- Directed by: Deborah Attoinese
- Produced by: Bill Kenwright; Carole Curb Nemoy; Mike Curb; Ram Bergman; Dana Lustig;
- Starring: Vanessa Zima; Jenny Seagrove; Stephi Lineburg; Victoria Davis; Gordon Tootoosis;
- Edited by: Rick Weis; Lawrence Maddox;
- Production companies: A Curb Entertainment; Bill Kenright Films presentation;
- Release date: 2001;
- Running time: 92 min
- Country: United States
- Language: English

= Zoe (2001 film) =

Zoe is a 2001 independent coming-of-age adventure-drama film directed by Deborah Attoinese in her directorial debut, and written by Deborah Attoinese and Amy Dawes.
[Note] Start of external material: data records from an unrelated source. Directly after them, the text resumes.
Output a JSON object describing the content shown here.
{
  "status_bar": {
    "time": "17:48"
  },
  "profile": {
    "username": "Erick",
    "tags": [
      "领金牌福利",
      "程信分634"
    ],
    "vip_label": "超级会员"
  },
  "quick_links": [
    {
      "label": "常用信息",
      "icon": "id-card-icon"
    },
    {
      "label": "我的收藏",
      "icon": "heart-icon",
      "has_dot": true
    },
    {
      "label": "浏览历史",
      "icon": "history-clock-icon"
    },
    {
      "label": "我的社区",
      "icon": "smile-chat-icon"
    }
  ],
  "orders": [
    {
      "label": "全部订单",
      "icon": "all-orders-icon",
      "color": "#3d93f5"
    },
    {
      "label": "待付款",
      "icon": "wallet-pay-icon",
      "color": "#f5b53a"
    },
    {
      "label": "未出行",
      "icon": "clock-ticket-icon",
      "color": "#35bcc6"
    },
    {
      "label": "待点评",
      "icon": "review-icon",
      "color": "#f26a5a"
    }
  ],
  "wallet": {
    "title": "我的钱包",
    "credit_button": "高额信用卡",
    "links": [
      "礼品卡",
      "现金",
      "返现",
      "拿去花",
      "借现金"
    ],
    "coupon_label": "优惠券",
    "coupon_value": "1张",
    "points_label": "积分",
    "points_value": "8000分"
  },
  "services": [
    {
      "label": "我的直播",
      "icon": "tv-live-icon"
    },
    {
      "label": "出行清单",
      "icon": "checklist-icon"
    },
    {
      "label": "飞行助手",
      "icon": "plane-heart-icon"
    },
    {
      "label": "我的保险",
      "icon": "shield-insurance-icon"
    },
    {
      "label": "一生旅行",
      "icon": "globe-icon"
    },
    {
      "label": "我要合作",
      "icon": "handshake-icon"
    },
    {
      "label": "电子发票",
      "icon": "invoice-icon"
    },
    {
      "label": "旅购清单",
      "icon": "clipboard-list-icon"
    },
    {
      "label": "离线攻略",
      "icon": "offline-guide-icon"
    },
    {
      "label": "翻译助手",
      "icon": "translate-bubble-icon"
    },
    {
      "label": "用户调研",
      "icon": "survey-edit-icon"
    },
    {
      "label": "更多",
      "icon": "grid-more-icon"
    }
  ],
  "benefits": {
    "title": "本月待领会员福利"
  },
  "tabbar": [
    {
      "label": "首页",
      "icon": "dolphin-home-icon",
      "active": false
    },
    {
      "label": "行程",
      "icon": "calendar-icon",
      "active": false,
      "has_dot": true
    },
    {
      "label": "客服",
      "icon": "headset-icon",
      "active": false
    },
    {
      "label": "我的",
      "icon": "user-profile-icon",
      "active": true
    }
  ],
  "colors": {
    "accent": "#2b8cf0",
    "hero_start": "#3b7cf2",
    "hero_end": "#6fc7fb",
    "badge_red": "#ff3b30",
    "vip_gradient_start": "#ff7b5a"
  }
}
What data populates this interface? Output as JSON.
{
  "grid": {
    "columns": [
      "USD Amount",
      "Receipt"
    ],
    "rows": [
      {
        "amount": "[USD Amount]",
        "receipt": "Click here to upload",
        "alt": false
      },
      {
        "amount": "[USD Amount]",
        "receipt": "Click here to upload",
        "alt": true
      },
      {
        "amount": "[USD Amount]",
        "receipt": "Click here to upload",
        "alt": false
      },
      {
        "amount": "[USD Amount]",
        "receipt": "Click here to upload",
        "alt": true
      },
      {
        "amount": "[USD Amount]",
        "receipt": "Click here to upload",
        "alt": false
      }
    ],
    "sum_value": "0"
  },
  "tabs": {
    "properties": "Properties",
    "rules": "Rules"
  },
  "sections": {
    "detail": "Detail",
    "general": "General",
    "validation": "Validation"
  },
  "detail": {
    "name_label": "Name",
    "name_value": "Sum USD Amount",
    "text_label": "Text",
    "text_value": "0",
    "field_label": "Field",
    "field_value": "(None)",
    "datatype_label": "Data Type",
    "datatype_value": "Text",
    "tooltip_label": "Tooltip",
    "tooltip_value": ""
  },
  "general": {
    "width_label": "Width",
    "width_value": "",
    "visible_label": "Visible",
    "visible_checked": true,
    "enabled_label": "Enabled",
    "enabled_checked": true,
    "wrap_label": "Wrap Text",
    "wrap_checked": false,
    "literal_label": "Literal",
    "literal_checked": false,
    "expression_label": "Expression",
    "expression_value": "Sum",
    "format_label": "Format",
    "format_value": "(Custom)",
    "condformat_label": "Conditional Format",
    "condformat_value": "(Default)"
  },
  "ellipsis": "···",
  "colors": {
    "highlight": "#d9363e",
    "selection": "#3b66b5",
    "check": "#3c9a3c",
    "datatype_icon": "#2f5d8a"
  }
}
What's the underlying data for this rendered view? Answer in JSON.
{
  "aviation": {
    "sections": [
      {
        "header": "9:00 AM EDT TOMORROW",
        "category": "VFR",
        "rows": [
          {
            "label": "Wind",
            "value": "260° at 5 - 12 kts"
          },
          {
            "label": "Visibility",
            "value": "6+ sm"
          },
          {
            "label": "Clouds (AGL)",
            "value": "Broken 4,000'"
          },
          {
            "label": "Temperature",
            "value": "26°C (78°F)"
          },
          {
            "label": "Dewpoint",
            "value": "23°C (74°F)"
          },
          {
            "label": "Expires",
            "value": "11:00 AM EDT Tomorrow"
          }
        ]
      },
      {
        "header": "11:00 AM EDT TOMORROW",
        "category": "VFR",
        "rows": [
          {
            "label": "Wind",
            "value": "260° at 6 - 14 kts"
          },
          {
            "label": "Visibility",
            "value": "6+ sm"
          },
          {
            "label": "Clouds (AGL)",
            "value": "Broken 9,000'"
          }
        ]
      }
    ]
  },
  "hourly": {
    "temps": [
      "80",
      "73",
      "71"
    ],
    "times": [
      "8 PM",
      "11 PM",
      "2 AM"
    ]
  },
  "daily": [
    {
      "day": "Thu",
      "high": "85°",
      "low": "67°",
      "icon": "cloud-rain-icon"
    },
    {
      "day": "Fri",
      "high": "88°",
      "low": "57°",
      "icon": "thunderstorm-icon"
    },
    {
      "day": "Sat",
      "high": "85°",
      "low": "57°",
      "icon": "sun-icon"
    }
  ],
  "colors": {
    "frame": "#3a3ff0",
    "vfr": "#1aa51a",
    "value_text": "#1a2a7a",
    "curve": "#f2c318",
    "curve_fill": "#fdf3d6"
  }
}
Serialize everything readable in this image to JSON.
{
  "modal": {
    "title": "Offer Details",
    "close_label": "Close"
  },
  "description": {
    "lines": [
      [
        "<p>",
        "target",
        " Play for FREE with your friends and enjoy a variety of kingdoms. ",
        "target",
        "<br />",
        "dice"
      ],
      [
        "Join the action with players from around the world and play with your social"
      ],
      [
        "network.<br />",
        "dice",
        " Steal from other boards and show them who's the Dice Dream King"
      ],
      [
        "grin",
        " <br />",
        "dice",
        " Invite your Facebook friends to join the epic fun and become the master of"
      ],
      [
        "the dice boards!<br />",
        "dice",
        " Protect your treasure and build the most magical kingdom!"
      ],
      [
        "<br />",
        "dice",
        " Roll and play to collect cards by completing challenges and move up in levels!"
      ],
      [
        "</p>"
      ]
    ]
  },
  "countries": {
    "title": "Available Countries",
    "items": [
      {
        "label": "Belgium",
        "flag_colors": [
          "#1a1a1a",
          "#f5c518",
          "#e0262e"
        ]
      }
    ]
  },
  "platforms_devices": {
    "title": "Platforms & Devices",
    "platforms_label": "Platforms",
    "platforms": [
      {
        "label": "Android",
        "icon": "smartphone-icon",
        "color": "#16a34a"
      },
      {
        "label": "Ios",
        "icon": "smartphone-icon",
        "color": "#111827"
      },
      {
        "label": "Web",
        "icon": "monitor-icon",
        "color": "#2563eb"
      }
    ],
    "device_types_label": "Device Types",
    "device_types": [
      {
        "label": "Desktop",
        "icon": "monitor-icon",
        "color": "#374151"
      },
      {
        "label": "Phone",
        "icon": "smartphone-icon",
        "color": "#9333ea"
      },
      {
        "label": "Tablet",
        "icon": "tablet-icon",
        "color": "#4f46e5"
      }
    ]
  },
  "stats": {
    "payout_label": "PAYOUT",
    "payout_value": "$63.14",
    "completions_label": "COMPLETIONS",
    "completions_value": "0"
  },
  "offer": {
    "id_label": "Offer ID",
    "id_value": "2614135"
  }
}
The film stars Vanessa Zima, Jenny Seagrove, Stephi Lineburg, Victoria Davis, Gordon Tootoosis, and Kim Greist.

== Plot ==
A teenage runaway named Zoe (Vanessa Zima), along with her two friends, Sarah (Stephi Lineburg) and Ally (Victoria Davis) hijack a car to drive west towards her Native American heritage. Along the way, they meet Cecilia (Jenny Seagrove), a British woman scattering her mother's ashes, and a spiritual journey begins as Zoe and Cecilia's paths intersect with each others in the desert.

== Cast ==

- Vanessa Zima - Zoe
- Jenny Seagrove - Cecilia
- Stephi Lineburg - Sarah
- Victoria Davis – Ally
- Gordon Tootoosis – Red Shirt
- Kim Greist – Mrs. Callahan
- Jamielyn Lippman – Tamara (as Jamielyn Gamboa)
- Gelcys Basulto – Gentry
- Karla Ojeda – Girl in Shower
- Kirk (Kurt) McKinney – Security Guard (as R. Kirk McKinney)
- Judy Scheer – Counter Woman
- Shelly Desai – Hotel Clerk
- Sabrina Artel – Waitress
- Arell Blanton – Roy Gene
- Lilli Birdsell – Lurleena
- Brian T. Finney – Deke
- Virginia Morris – Harriet
- Nick Gaza – Officer Carl
- Brentley Gore – Rick
- Brent Sexton – Lonnie
- Chas Mitchell – Police Officer
- Robyn Lees – Charlotte (as Robin Lees)
- Oliver Parker – Julian
- Allan Corduner – Rupert

== Reception ==
Despite some positive reviews, the film did receive some criticism for having an inconsistent storyline with a happy but unconvincing ending.